Sebuah studi baru-baru ini oleh OCBC Financial Fitness Index 2025 telah mengungkapkan tren yang mengkhawatirkan dalam lanskap keuangan Indonesia. Survei tersebut mengungkapkan bahwa 39% orang Indonesia sering meminjam uang dari teman atau keluarga untuk menutupi biaya hidup mereka. Praktik ini, meskipun tampaknya tidak berbahaya, menimbulkan risiko signifikan terhadap hubungan pribadi dan stabilitas keuangan.
Meminjam dari kenalan seringkali tampak sebagai pilihan yang menarik karena tidak adanya suku bunga dan jadwal pembayaran yang ketat. Namun, kurangnya struktur formal ini dapat menyebabkan penundaan pembayaran dan utang yang menumpuk, yang pada akhirnya merusak hubungan sosial. Survei tersebut menyoroti bahwa sifat informal pinjaman ini dapat membuatnya lebih berbahaya daripada layanan pinjaman online formal, karena tidak adanya ketentuan yang jelas seringkali menyebabkan kesalahpahaman dan ketegangan di antara pihak-pihak yang terlibat.
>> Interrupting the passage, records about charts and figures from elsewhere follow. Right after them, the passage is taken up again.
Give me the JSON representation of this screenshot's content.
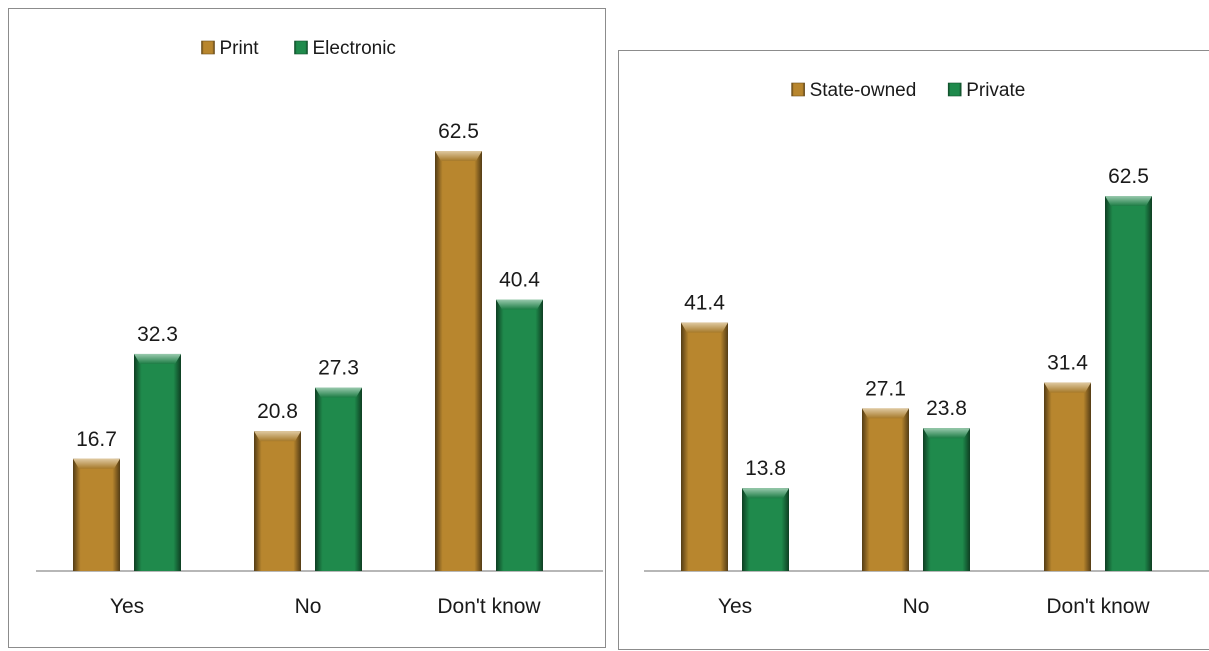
{
  "chart_data": [
    {
      "type": "bar",
      "categories": [
        "Yes",
        "No",
        "Don't know"
      ],
      "series": [
        {
          "name": "Print",
          "values": [
            16.7,
            20.8,
            62.5
          ],
          "color": "#b8862e"
        },
        {
          "name": "Electronic",
          "values": [
            32.3,
            27.3,
            40.4
          ],
          "color": "#1f8a4c"
        }
      ],
      "ylim": [
        0,
        70
      ],
      "legend": "top-center",
      "grid": false
    },
    {
      "type": "bar",
      "categories": [
        "Yes",
        "No",
        "Don't know"
      ],
      "series": [
        {
          "name": "State-owned",
          "values": [
            41.4,
            27.1,
            31.4
          ],
          "color": "#b8862e"
        },
        {
          "name": "Private",
          "values": [
            13.8,
            23.8,
            62.5
          ],
          "color": "#1f8a4c"
        }
      ],
      "ylim": [
        0,
        70
      ],
      "legend": "top-center",
      "grid": false
    }
  ]
}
Survei OCBC juga menemukan bahwa 14% responden memiliki pengeluaran yang melebihi pendapatan mereka, menunjukkan masalah yang lebih luas dalam pengelolaan keuangan rumah tangga Indonesia. Situasi ini tidak hanya menghambat kemampuan mereka untuk menabung, tetapi juga membuat mereka rentan terhadap guncangan keuangan. Ketika ada pengeluaran tak terduga, individu dengan keuangan yang sudah ketat lebih cenderung menggunakan pinjaman dari teman dan keluarga, sehingga memperpanjang siklus utang dan ketidakstabilan keuangan.
Temuan ini menekankan perlunya pendidikan dan perencanaan keuangan yang lebih baik di kalangan masyarakat Indonesia. Dengan sebagian besar populasi yang mengandalkan pinjaman tidak formal, ada permintaan yang jelas untuk produk dan layanan keuangan yang lebih kuat yang dapat memberikan dukungan terstruktur. Mengatasi masalah ini akan sangat penting dalam meningkatkan kesehatan keuangan rumah tangga Indonesia secara keseluruhan dan mengurangi ketergantungan pada praktik pinjaman tidak formal yang berpotensi merugikan.